Przedstawiciel Prokuratura Generalnego podtrzymał jego stanowisko – zgodne ze stanowiskiem premiera.
Wystąpienie RPO
- Ta sprawa powinna być umorzona – powiedział przed Trybunałem Konstytucyjnym RPO Adam Bodnar. - A jeśli rzeczywiście istnieją jakieś wątpliwości, to należy zadać pytanie prejudycjalne do Trybunału Sprawiedliwości UE. Taką zasadę Polska i Naród Polski przyjęły przystępując do Unii i potwierdzając tę decyzję w referendum akcesyjnym.
Ponadto przepisy Traktatu o Unii Europejskiej są zgodnie z polską Konstytucją – a wiadomo to dlatego, że było to - co najmniej dwukrotnie - badane w Trybunale Konstytucyjnym (sprawa K 18/04 i sprawa Traktatu Lizbońskiego). W tej ostatniej sprawie rozstrzygał zresztą pełen skład TK. „Kiedy teraz patrzę na te puste krzesła, zastanawiam, się, dlaczego tu nie siedzą sędziowie.
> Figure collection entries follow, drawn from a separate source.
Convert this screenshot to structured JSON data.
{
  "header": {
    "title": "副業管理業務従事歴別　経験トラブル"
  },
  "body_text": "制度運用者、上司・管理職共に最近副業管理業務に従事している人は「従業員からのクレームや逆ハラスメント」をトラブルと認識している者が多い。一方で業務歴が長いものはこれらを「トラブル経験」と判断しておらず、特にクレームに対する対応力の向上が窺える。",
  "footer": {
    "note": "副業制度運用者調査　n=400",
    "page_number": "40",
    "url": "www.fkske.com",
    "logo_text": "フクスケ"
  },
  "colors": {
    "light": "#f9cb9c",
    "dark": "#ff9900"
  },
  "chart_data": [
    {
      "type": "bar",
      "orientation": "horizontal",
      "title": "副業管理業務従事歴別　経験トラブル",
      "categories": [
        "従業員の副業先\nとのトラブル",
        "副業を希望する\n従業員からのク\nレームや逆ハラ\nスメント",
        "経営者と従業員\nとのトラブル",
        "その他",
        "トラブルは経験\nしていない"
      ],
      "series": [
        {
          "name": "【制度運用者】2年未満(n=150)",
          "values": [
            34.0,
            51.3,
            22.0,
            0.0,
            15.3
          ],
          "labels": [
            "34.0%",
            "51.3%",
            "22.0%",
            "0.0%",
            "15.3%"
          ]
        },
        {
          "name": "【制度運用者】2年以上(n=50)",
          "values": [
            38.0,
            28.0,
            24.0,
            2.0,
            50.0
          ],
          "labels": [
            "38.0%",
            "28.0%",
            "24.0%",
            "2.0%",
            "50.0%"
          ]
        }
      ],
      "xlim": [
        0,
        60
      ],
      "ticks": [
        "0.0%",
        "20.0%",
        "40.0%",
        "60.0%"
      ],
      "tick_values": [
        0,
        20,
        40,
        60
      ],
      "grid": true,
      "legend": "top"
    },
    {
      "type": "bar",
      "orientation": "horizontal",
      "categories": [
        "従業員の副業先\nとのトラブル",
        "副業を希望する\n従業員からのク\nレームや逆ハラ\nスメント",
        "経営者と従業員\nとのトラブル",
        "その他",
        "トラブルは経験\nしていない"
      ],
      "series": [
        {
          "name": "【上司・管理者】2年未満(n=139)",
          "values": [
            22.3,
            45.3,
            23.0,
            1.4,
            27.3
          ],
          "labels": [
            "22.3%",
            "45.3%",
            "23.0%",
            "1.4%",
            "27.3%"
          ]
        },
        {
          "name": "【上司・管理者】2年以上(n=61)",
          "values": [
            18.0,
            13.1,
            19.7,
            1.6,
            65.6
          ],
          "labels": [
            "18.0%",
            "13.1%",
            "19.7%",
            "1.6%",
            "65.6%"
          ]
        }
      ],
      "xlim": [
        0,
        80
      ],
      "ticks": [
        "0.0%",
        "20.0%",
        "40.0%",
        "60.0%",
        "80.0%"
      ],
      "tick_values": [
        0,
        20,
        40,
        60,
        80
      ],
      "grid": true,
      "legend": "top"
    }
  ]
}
Dlaczego w sprawie o podobnej wadze decyduje skład pięcioosobowy?” – pytał Adam Bodnar.
Przypomniał, że Traktat Lizboński był w Polsce przedmiotem sporów. Ale nigdy nie dotyczyły one nadrzędności prawa unijnego nad krajowym. Wszyscy o tym wiedzieli. Wszyscy rozumieli, jaka jest rola TS UE. Przecież żeby mógł on wydać wyrok korzystny dla Polski (jak np. ws rurociągu OPAL), musi istnieć system, który to wdraża.
RPO mówił, że przedmiotem oceny TK były też w przeszłości sprawy realnej sprzeczności prawa unijnego z Konstytucją, jak w przypadku Europejskiego Nakazu Aresztowania, który pozwala państwom europejskim ścigać i wydawać sobie osoby podejrzane. Polska Konstytucja w art. 55 zakazywała jednak ekstradycji polskiego obywatela. I TK wskazał, jak ten przepisy Konstytucji zmienić.
Zdaniem RPO „kontrola konstytucyjna”, o której mowa w obecnym postępowaniu przed TK, jest pozorna. Chodzi po prostu o wyłączenie europejskich standardów i europejskiego prawa wobec polskich sądów. „Fałszywą figurą” nazwał twierdzenie, jakoby unijna kontrola praworządności naruszała polski system prawny. Tak nie jest. To zmiany w polskim sądownictwie spowodowały problem. A teraz celem tej sprawy jest to, by to polskich sądów nie stosować zasady niezawisłości.
RPO podkreślał, że takie postawienie sprawy godzi w samo serce prawa Unii.
- Porządek prawny UE jest elastyczny - mówił. Są instytucje i rozwiązania, w których można uczestniczyć, albo nie. Są sytuacje, kiedy prawo krajowe przeważa i Unia taką rację danego kraju uznaje. Jest też mechanizmem pozwalającym Unii na naprawę i rozwój systemu prawnego. Jeśli pojawia się problem z danym przepisem wprowadzonym w kraju członkowskim, rozwiązaniem jest prounijna wykładnia tego przepisu pozwalająca na stosowania go zgodnie z duchem i wartościami UE.
Ale w tym przypadku chodzi o wypaczenie zasad Unii – a jest nią niezależność sądów i niezawisłość sędziów. Bo jeśli w jednym kraju sądy będą niezawisłe, a w innym będą podległe władzy, a sędziowie przez nie dyscyplinowani– to Unia nie ma prawa działać – powiedział RPO Adam Bodnar.
Szczegółową argumentację prawną w imieniu RPO przedstawił Paweł Filipek. Podkreślał, że nie ma konfliktu między Konstytucją a Traktatem o Unii Europejskiej. To ustawy – w tym „ustawa kagańcowa” są sprzeczne z prawem UE.
Na koniec rozprawy Adam Bodnar odnosił się do wypowiedzi uczestników postępowania. Powtórzył, że sprawę powinien był badać pełny skład TK. Mówił,że jeśli się chce, to można wyjść z opresji, jaką powoduje wyrok TSUE z marca br. ws. polskich sędziów. RPO nie zgodził się ze słowami pos. Mularczyka, aby rzekomo coś go łączyło z jakimś planem opozycji politycznej. - Jestem tu po to, by bronić niezależności sądownictwa, bo jest to ważne dla wielu obywateli - zakończył.